ПЕРВАЯ РЕАКЦИЯ НА ТРЕТЬЮ ИНФИРМАЦИЮ
«Национальная гвардия Сен-Кантена требовала двух учеников Политехнической школы для своего командования. В результате она направила делегацию к Лафайету и одновременно передала ему сообщение о том, что будет легко захватить полк, расквартированный в Фере». Лафайет посылает к нему двух учеников из школы и отправляет их в муниципальную комиссию. Они приходят в сопровождении месье Одилона Барро. Месье Моген в одиночестве прогуливался по залу. Узнав об «объекте» их визита, он взял перо и начал писать прокламацию, адресованную полку «Фер». Но господин Одилон Барро прервал своего коллегу такими словами: Пусть они сами этим займутся; они разбираются в этом лучше нас! Господин Моген передал перо одному из двух молодых людей.
«Прокламация оглашена, генерал Лобау явился: ему дают подписать, он отказывается и уходит. ОН НИЧЕГО НЕ ХОЧЕТ ПОДПИСЫВАТЬ, — говорит тогда господин Моген; как раз в это время он отказывался подписывать приказ об изъятии склада с порохом. — ОН ЧТО, ОТКАЗЫВАЕТСЯ? — ответил один из учеников Политехнической школы; но во время революции нет ничего опаснее людей, которые отступают. ...Я ЕГО РАССТРЕЛЯЮ! — ПОДУМАЙТЕ ОБ ЭТОМ! — живо возразил господин Моэн, РАССТРЕЛЯТЬ ГЕНЕРАЛА ЛОБО! UN MEMBRE DU GOUVERNEMENT PROVISOIRE!—LUI-M;ME, reprit le jeune homme EN CONDUISANT LE D;PUTE ; LA FEN;TRE et en lui montrant une centaine d'hommes qui avaient combattu ; la caserne de Babylone, et JE DIRAIS ; CES BRAVES GENS DE FUSILLER LE BON DIEU, QU'ILS LE FERAIENT!" M. Mauguin se mit ; sourire, et signa la proclamation en silence."

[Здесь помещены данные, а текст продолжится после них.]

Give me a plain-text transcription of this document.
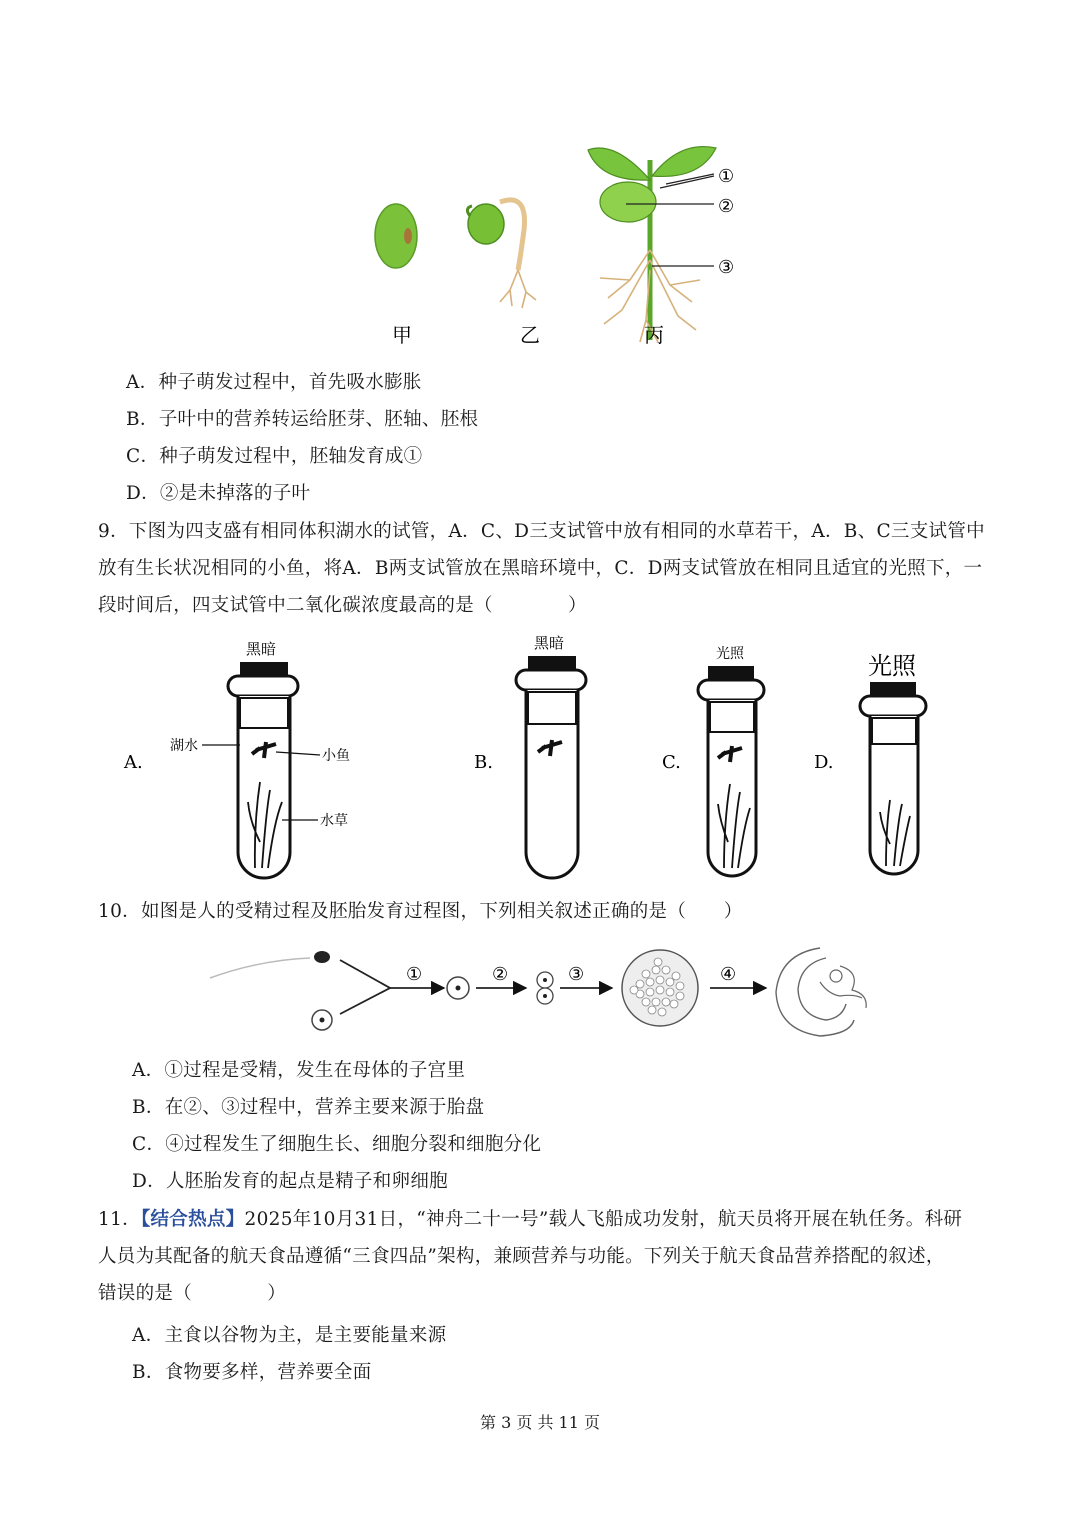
①
②
③
甲	乙	丙
A．种子萌发过程中，首先吸水膨胀
B．子叶中的营养转运给胚芽、胚轴、胚根
C．种子萌发过程中，胚轴发育成①
D．②是未掉落的子叶
9．下图为四支盛有相同体积湖水的试管，A．C、D三支试管中放有相同的水草若干，A．B、C三支试管中
放有生长状况相同的小鱼，将A．B两支试管放在黑暗环境中，C．D两支试管放在相同且适宜的光照下，一
段时间后，四支试管中二氧化碳浓度最高的是（　　　　）
A.
黑暗
湖水
小鱼
水草
B.
黑暗
C.
光照
D.
光照
10．如图是人的受精过程及胚胎发育过程图，下列相关叙述正确的是（　　）
①	②	③	④
A．①过程是受精，发生在母体的子宫里
B．在②、③过程中，营养主要来源于胎盘
C．④过程发生了细胞生长、细胞分裂和细胞分化
D．人胚胎发育的起点是精子和卵细胞
11．【结合热点】2025年10月31日，“神舟二十一号”载人飞船成功发射，航天员将开展在轨任务。科研
人员为其配备的航天食品遵循“三食四品”架构，兼顾营养与功能。下列关于航天食品营养搭配的叙述，
错误的是（　　　　）
A．主食以谷物为主，是主要能量来源
B．食物要多样，营养要全面
第 3 页 共 11 页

(ЛУИ БЛАН, История десяти лет.)
ВТОРОЙ ОТВЕТ НА ТРЕТЬЕ УТВЕРЖДЕНИЕ
МОЙ ДОРОГОЙ ДЮМА, — я только что прочёл в номере «Пресс», который вы мне прислали сегодня утром, письмо, в котором господин Моэн оспаривает точность опубликованного вами рассказа, в котором моё имя стоит рядом с его именем
«Вы спрашиваете меня, что я собираюсь делать. Je vous avoue que je tiens assez peu ; ce que l'on nie ou affirme telle ou telle des sc;nes o; j'ai pu ;tre acteur plus ou moins obscur dans notre grande lutte de juillet 1830; mais, puisque vous y tenez, JE D;CLARE QUE[Pg 510] LA SC;NE DE L'H;TEL DE VILLE EST, sauf quelques d;tails de peu d'importance, EXACTEMENT RACONT;E DANS VOS M;moires. Воспоминания господина Могена не идут ему на пользу. Я уверен в преданности своих людей. Кроме того, они полностью согласуются с «Историей десяти лет», опубликованной уже давно, и в которой вы, без сомнения, почерпнули факты, оспариваемые сегодня господином Могеном.
«Всё для вас».
"ЧАРРАС
«БРЮССЕЛЬ, 13 марта 1853 года»
ЧЕТВЁРТАЯ ИНФИРМАЦИЯ
«В вашем журнале писали, и господин Дюма, кажется, повторял это, что господин Казимир Перье отказал нам в двух миллионах, которые мы просили у него для важного дела. Он никогда не отказывал нам, а мы никогда не просили у него ни двух миллионов, ни какой-либо другой суммы».
РЕКТИФИКАЦИЯ
«Я не говорил, что нужно было просить у господина Казимира Перье два миллиона, сумма, которая действительно стоит того, чтобы подумать, прежде чем её давать.
«Я сказал:»
«Половина солдат умирала от голода на площадях и просила хлеба. Все как один повернулись к господину Казимиру Периеру, тому самому, который накануне предлагал пожертвовать четыре миллиона правителю Рагузы. Ах! messieurs, r;pondit-il, j'en suis vraiment d;sesp;r; pour ces pauvres diables; mais il est plus de quatre heures et ma caisse est ferm;e."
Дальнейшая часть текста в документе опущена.